There are many reasons that automakers sell electric cars. Cars that plug in to travel on batteries charged from the electric grid respond to perceived customer demand for more-efficient transportation, and they help companies comply with tightening global emissions standards.
But the need to curtail climate change is at the root of many of these points, and Renault-Nissan CEO Carlos Ghosn recently said that it’s one of his company’s primary concerns. his acceptance speech for the Action Against Hunger Humanitarian award last week in New York City, Ghosn described climate change as an “unprecedented humanitarian challenge.”
Ghosn said this type of sobering analysis is what led Nissan and Renault to aggressively pursue electric cars.
Predictions of growth in global population and its anticipated affect on the environment convinced the company that zero-emission vehicles were a matter of “when,” not “if.”

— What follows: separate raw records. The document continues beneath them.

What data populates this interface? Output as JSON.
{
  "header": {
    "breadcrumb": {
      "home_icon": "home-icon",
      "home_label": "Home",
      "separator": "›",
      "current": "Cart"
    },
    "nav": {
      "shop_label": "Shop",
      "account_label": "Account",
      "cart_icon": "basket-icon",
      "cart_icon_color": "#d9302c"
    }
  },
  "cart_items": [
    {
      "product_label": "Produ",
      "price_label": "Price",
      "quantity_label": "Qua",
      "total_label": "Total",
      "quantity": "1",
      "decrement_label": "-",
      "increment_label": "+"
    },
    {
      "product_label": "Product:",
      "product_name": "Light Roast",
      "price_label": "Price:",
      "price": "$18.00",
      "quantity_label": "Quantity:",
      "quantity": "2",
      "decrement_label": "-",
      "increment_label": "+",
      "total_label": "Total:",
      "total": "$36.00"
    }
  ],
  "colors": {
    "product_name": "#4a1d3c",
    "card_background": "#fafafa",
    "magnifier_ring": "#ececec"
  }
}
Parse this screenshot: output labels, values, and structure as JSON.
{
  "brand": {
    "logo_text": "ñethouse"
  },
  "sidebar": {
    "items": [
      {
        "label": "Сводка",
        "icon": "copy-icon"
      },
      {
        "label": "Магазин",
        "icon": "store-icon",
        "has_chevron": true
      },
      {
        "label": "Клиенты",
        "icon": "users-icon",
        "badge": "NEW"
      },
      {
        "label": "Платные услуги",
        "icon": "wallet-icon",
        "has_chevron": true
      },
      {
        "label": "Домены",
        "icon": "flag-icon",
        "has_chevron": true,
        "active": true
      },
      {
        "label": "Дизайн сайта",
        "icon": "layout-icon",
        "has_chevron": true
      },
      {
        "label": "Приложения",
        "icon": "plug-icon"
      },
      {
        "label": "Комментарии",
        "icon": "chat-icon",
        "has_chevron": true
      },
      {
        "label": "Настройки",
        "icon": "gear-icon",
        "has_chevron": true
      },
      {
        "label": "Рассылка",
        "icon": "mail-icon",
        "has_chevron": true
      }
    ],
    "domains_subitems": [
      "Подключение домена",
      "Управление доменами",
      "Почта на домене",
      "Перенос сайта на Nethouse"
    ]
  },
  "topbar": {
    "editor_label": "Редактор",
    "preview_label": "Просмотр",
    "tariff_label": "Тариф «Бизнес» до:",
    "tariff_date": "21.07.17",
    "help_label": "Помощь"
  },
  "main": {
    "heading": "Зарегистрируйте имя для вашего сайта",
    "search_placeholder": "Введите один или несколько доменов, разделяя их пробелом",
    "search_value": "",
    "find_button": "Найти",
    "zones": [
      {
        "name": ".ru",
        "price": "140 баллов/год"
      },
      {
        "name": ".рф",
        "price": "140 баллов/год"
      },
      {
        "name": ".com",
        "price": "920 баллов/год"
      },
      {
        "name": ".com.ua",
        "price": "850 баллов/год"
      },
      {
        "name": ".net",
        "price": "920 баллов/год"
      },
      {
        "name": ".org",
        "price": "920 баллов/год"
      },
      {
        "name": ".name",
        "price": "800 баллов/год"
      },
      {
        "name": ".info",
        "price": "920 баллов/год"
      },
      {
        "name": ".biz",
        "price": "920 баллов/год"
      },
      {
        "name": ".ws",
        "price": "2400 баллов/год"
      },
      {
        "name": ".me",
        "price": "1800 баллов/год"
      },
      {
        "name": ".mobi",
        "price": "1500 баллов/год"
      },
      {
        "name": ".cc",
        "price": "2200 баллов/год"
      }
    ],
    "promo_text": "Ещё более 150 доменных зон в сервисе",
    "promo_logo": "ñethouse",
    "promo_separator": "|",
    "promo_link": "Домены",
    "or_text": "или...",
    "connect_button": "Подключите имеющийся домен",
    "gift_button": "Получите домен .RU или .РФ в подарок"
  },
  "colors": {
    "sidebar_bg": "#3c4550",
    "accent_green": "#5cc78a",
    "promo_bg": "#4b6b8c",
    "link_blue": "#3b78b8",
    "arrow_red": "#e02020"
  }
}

Ghosn acknowledged that electric cars currently account for a small fraction of new-car sales, but he views the introduction of more plug-in cars by his company’s rivals and government support for charging infrastructure in the U.S., China, Norway, and other countries as encouraging.
While the list of available electric-car models is continually growing, though, Nissan still leads in sales.
The Nissan Leaf is by far the world’s best-selling electric car, with roughly 140,000 delivered, and the Renault-Nissan Alliance has now shipped over 200,000 EV’s in less than four years.